One Parents’ Day in May, years ago, none of the children called. Your wife went to the stationery store in town and bought two carnation buds, each tied to a ribbon that said “Thank you for giving me life and raising me.” She found you standing by the new road and urged you to come home. “What if someone sees us?” You followed her home. She persuaded you to come inside and lock the door, then pinned a carnation to the front of your jacket. “What would people say if we went around without a flower pinned to our clothes, when everyone knows how many children we have? That’s why I bought these.” Your wife fastened a flower on her clothes, too. The flower kept drooping, so she repinned it twice. You took off the flower as soon as you left the house again, but your wife went around the whole day with the flower on her chest.
The next day, she took to her bed, ill. She tossed and turned for a few nights, then sat up abruptly and asked you to transfer three majigi of land to her name. You asked her why, and she said it was because her life was pointless. She felt useless now that all the children had gone their separate ways. When you explained that all of your land is her land, too, and that if only three majigi were transferred to Park So-nyo she would lose out, because this would make it clear that the rest was yours, she looked disappointed and said, “I guess that’s true.”

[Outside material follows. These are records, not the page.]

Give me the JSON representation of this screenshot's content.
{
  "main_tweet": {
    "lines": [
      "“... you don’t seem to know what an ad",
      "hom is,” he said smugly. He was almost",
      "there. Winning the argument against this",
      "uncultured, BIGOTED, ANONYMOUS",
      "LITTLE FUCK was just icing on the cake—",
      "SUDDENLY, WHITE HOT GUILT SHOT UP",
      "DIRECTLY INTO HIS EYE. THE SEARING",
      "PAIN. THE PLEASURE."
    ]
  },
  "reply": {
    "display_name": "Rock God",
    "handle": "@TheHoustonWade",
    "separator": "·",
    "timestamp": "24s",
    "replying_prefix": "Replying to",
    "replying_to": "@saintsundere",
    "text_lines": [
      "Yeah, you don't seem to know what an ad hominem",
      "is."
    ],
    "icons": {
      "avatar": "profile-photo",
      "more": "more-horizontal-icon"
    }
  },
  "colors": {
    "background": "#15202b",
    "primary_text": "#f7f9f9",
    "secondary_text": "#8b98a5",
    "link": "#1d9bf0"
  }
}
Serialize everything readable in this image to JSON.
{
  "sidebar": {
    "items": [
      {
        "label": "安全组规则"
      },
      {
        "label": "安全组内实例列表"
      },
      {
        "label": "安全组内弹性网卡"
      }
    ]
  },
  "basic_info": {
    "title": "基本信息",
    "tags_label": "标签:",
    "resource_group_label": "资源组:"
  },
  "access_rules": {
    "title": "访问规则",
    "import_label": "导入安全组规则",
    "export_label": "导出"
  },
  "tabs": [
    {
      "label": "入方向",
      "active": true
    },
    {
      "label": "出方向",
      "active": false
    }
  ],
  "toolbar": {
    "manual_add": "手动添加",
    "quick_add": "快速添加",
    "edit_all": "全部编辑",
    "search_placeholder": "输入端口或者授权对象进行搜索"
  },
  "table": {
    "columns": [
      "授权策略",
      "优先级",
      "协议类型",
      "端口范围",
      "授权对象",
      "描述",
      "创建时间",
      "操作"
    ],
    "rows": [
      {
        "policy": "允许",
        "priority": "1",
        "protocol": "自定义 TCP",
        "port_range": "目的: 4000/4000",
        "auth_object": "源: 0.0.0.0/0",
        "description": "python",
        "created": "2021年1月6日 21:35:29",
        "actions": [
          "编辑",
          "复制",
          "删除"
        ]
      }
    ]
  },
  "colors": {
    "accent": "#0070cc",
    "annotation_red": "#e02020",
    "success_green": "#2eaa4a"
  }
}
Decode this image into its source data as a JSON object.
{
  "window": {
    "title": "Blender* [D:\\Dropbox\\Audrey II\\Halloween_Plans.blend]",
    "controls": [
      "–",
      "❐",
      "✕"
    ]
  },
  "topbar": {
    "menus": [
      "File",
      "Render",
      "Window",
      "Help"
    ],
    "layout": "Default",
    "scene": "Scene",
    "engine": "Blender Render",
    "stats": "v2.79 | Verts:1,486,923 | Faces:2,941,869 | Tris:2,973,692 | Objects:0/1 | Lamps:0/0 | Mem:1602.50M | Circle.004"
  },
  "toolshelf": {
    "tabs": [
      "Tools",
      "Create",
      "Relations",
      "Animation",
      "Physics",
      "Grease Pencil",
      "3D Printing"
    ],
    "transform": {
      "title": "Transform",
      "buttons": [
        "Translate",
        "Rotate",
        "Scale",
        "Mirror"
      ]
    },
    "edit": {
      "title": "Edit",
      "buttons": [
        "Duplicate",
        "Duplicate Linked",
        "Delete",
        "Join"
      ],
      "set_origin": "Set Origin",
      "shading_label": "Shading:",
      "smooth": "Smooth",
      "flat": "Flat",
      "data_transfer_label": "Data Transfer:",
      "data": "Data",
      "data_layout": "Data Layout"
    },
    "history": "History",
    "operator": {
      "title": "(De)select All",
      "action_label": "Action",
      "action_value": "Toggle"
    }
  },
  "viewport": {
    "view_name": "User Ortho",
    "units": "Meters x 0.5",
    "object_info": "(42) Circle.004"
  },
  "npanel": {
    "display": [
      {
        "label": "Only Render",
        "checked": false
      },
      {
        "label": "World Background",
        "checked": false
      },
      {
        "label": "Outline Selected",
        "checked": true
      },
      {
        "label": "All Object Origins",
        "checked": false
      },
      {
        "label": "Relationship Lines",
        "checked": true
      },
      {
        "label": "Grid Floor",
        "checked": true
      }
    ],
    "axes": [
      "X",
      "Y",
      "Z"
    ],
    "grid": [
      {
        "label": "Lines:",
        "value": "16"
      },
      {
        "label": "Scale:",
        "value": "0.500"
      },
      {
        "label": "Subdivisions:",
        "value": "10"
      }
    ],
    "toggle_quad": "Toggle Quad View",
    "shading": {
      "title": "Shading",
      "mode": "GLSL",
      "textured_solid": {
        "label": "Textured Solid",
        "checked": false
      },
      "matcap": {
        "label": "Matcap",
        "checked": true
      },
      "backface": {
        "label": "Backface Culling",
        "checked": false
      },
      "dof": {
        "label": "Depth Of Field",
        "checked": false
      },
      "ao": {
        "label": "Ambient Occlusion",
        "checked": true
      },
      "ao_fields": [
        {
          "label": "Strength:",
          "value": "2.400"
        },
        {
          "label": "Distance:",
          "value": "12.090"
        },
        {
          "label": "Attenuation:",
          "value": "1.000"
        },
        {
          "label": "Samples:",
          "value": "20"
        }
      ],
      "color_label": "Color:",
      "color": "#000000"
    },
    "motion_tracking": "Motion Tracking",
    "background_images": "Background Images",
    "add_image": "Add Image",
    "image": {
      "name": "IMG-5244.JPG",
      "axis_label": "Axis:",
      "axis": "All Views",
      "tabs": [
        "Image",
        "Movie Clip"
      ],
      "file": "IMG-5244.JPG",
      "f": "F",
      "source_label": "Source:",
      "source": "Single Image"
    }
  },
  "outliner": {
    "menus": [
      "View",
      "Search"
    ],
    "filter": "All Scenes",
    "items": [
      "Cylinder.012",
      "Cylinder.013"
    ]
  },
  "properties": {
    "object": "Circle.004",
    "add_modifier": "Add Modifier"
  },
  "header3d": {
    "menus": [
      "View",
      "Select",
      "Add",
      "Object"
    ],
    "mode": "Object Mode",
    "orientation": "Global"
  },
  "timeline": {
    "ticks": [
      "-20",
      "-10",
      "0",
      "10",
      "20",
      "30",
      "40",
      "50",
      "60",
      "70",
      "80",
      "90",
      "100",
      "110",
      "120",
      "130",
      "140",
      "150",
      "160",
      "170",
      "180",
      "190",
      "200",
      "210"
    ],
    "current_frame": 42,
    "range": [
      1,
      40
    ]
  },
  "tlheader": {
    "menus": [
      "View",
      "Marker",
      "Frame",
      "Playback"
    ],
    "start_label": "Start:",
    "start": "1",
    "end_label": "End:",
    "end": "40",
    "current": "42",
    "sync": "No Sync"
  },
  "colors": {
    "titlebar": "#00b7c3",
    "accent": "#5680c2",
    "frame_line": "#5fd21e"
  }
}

But she was firm when she announced that she wanted all of the children’s money. You didn’t feel like going against her when she was like that; you thought you would get into a big fight if you did. You agreed on one condition: she could take all the money, but she couldn’t come to you for more. Your wife said that would be fine. It didn’t seem she was buying clothes or doing anything in particular with the money, but when you took a peek at the account books, 450,000 won was taken out of the bank account on the same day every month, in one lump sum. If the money came late, she called Chi-hon, who was in charge of collecting it from her siblings and sending it, to remind her to send the money. This, too, was unlike your wife. You didn’t ask her what she was doing with it, because you promised you wouldn’t, but you thought she was taking the 450,000 won every month to put in a savings account, to create purpose in her life again. You once searched for a savings-account passbook, but you never found one. If Hong Tae-hee is right, your wife had been donating 450,000 won a month to Hope House in Namsan-dong. You feel bludgeoned by your wife.